20 de agosto de 1485

Más avanzado el día, con el ejército nuevamente en marcha —arrastrando los pies por el polvo seco del camino y quejándose del calor—. Jasper sitúa su caballo de guerra al costado del de Enrique.

—Excelencia, necesito que me deis licencia —le dice.

—¿Qué? —pregunta Enrique como despertando de una ensoñación. Está pálido y aterra las riendas con fuerza. Jasper repara en la tensión que revela su semblante y se pregunta, no por primera vez, si este muchacho será lo bastante fuerte como para llevar a la práctica el destino que su madre ha previsto para él.

—Deseo regresar sobre nuestros pasos para cerciorarme de contar con casas seguras a lo largo de la ruta y dejar varios caballos preparados en los establos. Puede que incluso llegue hasta la costa y contrate un barco que nos espere…

Enrique se vuelve hacia su mentor.

—No irás a abandonarme…

—Hijo, me resultaría más fácil abandonar mi propia alma. Pero quiero asegurarte una vía de escape.

—Para cuando perdamos.

—Si perdemos.

Es un momento doloroso para el joven.

—¿No te fías de Stanley?

—Ni lo más mínimo.

—Y si no acude a nuestro lado, ¿entonces perderemos?

—Decidirán los números —dice Jasper con voz queda—. El rey Ricardo tiene un ejército que es, quizá, el doble que el nuestro, y nosotros en estos momentos contamos con unos dos mil hombres. Si Stanley se suma a nosotros, tendremos un ejército de cinco mil. Con eso es probable que ganemos. Pero si Stanley se une al bando del rey, y su hermano con él, nuestro ejército será de dos mil hombres y el del rey de siete mil. Puede que seas el caballero más valeroso de toda la caballería y el rey más legítimo que haya habido nunca, pero si te lanzas a la batalla con dos mil hombres frente a un ejército de siete mil, lo más probable es que pierdas.

Enrique asiente.

—Lo sé. Estoy seguro de que Stanley me demostrará lealtad. Mi madre jura que así será, y ella no se ha equivocado nunca.
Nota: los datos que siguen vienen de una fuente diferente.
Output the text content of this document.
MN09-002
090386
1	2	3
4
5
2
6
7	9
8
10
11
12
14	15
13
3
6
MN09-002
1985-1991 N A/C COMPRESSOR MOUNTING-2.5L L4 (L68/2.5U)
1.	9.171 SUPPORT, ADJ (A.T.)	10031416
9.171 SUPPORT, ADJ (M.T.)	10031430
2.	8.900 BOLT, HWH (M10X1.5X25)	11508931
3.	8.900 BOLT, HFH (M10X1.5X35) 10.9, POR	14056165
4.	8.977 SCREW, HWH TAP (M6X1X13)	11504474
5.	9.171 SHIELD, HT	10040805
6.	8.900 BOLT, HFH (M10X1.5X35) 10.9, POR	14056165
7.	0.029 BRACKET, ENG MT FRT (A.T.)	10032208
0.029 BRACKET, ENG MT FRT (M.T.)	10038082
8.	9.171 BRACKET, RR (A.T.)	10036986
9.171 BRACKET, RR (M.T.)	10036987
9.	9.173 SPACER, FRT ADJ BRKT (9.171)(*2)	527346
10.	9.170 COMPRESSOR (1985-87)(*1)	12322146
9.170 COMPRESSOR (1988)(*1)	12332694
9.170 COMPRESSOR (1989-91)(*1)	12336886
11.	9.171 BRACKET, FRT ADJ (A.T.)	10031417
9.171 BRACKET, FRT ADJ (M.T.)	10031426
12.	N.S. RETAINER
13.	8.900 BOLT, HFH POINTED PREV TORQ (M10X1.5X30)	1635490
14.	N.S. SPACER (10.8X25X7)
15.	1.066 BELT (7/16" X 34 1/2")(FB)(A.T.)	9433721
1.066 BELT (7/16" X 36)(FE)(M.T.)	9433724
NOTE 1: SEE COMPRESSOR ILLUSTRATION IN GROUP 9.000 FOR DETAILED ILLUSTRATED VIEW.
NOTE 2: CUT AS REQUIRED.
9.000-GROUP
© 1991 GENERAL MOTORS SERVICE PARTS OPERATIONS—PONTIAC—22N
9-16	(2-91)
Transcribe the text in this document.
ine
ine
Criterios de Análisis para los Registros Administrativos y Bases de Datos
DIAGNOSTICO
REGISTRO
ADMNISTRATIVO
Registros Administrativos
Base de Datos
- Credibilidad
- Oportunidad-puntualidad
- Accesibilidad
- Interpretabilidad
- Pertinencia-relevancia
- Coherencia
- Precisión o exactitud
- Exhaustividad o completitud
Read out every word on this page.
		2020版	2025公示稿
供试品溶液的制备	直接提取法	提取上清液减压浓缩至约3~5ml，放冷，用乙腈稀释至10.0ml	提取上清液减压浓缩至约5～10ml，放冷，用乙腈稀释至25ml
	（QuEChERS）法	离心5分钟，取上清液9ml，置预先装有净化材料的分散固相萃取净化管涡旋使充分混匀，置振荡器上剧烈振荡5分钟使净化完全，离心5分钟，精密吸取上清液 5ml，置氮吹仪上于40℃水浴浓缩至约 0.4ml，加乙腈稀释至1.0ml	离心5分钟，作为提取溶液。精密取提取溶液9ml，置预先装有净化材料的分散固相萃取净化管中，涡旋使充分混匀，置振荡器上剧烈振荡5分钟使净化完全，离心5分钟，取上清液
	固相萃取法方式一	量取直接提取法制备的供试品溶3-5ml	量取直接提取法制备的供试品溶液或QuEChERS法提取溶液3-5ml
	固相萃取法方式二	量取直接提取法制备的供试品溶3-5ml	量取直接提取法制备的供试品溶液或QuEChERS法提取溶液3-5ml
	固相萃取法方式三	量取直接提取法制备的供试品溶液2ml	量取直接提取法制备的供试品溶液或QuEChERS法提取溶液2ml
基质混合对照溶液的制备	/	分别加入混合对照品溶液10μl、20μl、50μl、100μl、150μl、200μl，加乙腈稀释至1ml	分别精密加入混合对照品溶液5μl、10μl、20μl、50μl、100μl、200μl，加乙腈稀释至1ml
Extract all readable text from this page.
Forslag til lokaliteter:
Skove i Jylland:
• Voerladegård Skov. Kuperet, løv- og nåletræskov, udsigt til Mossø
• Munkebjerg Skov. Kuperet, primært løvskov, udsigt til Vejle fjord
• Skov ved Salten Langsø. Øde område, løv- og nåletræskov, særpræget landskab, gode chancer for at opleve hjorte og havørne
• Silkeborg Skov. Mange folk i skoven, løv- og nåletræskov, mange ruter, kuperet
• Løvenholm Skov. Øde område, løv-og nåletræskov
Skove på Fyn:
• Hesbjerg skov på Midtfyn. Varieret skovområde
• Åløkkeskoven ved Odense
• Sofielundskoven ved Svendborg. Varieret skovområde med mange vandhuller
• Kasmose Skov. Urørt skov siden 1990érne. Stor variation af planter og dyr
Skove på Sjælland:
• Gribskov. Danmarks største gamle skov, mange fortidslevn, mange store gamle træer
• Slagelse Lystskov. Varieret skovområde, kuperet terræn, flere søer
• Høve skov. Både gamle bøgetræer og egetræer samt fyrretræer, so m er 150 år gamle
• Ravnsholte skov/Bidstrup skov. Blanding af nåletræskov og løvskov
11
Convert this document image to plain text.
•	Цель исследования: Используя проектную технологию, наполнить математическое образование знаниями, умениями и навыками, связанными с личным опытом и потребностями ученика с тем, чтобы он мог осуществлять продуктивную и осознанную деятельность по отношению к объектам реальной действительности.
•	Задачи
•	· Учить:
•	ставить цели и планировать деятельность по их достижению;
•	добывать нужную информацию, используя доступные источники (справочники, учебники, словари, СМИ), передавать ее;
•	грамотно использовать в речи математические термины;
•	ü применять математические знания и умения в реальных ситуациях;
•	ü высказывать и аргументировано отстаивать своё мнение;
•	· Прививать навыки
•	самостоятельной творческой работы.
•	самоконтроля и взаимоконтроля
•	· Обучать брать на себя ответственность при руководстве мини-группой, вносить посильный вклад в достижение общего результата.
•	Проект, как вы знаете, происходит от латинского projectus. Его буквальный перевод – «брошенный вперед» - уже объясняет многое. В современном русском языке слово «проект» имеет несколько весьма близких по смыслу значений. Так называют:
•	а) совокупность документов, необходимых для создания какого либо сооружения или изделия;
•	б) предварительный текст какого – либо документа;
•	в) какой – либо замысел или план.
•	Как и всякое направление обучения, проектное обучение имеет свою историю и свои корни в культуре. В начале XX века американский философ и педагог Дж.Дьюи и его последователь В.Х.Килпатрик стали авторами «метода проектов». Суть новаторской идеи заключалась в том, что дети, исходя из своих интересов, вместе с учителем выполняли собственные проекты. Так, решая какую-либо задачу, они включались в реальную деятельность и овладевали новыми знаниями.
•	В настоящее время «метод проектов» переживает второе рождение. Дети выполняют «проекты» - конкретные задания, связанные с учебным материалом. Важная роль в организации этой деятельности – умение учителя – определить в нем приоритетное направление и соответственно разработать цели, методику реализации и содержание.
—Estoy de acuerdo. Pero yo preferiría saber que podemos escapar si todo sale mal.

Enrique asiente otra vez.

—¿Volverás en cuanto puedas?

—No me lo perdería por nada del mundo —replica Jasper con su media sonrisa—. Adiós, excelencia.

Enrique hace otro gesto de asentimiento y procura no experimentar un terrible sentimiento de pérdida cuando el hombre que apenas se ha apartado de su lado a lo largo de los veintiocho años de su corta existencia hace girar su caballo y se aleja al galope hacia el oeste, hacia Gales.

Cuando el ejército de Enrique se pone en marcha al día siguiente, mi hijo se sitúa a la cabecera del mismo sonriendo a izquierda y derecha, explicando que Jasper ha ido a reclutar más tropas, un ejército entero, para llevarlas a Atherstone. Los galeses y los ingleses voluntarios lanzan vítores al oírlo, convencidos de que lo que dice el joven lord al que han jurado seguir es verdad. Los oficiales suizos se muestran indiferentes: ellos son los que han entrenado a estos soldados, y es demasiado tarde para entrenar a más; servirá de ayuda contar con más hombres, pero, al fin y al cabo, ellos luchan por la paga, y si son más habrá que dividir el botín en porciones más pequeñas. A los convictos franceses, que luchan únicamente para obtener la libertad y por el botín que puedan llevarse, les da todo igual. Enrique observa a sus tropas con una sonrisa de valentía y percibe la terrible indiferencia que muestran hacia él.